Optimistic Expectations Expose Valuation Gap
It’s not a stretch to say that if markets hadn’t been taking it on the chin for the past three months, DBGI shares would likely be appreciably higher. Why? Because its most recent quarterly report showed that its revenue-generating momentum is strengthening. Numbers were so good that shares were reacting like they should have, trending higher with its 52-week high in its crosshairs. That target was justified. And while after accounting for recent dilution, that $8.80 target might not be the first reached using a revenue/share multiple, the O/S count still supports a move toward the $3.00 level, effectively putting a more than 1100% into play.
Of course, DBGI needs to do its part. And it appears as though they are. Despite unprecedented market conditions last year, DBGI’s sales in 2021 were 44% higher than in 2020 and, more importantly from an investor’s perspective, came with a significant tailwind. Not only that, that tailwind is blowing behind some very bullish guidance, with, as noted, a stretch revenue target of $52 million in the sights following the company’s planned acquisition of Sundry. That deal, by the way, is said to be imminent, and trading ahead of the actual closing may be a wise and timely consideration. With history a guide, DBGI shares have a way of surging on positive news. And in this case history may indeed repeat.
Actually, it should. Once closed, DBGI will be in its best position ever to drive shareholder value higher and faster than ever before. Even with roughly 55 million shares O/S if the over-allotment options are exercised, it’s still a relatively small float compared to sector peers. Hence, when DBGI prices earn back their more appropriate value, its treasury provides significant purchasing power for additional revenue-generating assets.
Exponential Growth Expected In 2022
And more acquisitions could happen faster than many think. It’s a well-defined part of their strategy, and those following DBGI know that they follow through on that intent. Thus, knowing that shares are priced for appreciation makes them attractive from investor’s point of view and as currency once fundamentals fill the valuation gap. Here’s something else to consider. A bullish move is often triggered after a capital raise is completed and the stock trades above the offering level. That may be what’s happening now, evidenced by DBGI decoupling from weak broader markets to close higher every day this week.

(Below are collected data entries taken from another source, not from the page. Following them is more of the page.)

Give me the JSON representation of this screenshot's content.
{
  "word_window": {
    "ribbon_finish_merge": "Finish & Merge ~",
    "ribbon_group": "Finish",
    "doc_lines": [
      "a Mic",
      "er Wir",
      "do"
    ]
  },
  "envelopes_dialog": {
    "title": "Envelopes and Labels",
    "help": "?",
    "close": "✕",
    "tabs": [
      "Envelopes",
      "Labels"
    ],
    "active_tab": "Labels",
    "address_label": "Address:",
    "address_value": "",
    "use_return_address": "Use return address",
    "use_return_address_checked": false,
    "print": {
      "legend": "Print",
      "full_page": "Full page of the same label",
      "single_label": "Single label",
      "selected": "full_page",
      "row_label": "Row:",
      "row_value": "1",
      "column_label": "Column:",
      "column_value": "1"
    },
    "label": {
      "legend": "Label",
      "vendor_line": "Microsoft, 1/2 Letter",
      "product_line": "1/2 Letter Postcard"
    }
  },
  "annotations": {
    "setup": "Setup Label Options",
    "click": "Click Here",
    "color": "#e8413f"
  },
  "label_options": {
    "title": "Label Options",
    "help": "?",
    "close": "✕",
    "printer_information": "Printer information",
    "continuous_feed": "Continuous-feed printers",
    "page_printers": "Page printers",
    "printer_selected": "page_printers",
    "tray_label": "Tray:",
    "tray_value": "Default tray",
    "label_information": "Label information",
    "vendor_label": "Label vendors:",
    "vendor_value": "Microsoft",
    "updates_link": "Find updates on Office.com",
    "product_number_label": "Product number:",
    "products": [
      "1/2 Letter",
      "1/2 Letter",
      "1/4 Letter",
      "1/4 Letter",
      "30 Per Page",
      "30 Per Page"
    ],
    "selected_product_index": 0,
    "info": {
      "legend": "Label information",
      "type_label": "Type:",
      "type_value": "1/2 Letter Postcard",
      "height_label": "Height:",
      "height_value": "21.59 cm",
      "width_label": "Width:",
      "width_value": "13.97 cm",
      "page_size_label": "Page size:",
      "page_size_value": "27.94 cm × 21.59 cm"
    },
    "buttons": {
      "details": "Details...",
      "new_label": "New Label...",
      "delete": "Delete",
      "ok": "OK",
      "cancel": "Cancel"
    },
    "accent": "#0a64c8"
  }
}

Here’s better news for those watching and considering DBGI. Business is expected to get better, much better. Looking to 2023, projections accounting for full-year contributions from all brand assets, including Sundry, position DBGI to score revenues upward of $78 million, deliver EBITDA profit as early as 4Q22 and stay positive in all of 2023.
Thus, investing fashion-forward and owning this apparel sector growth company may be an investment style to consider. After all, with DBGI committed to growing, its largest ever acquisition about to close, and plenty of cash on hand to do much more in 2022, it would certainly wear well in a growth stock portfolio.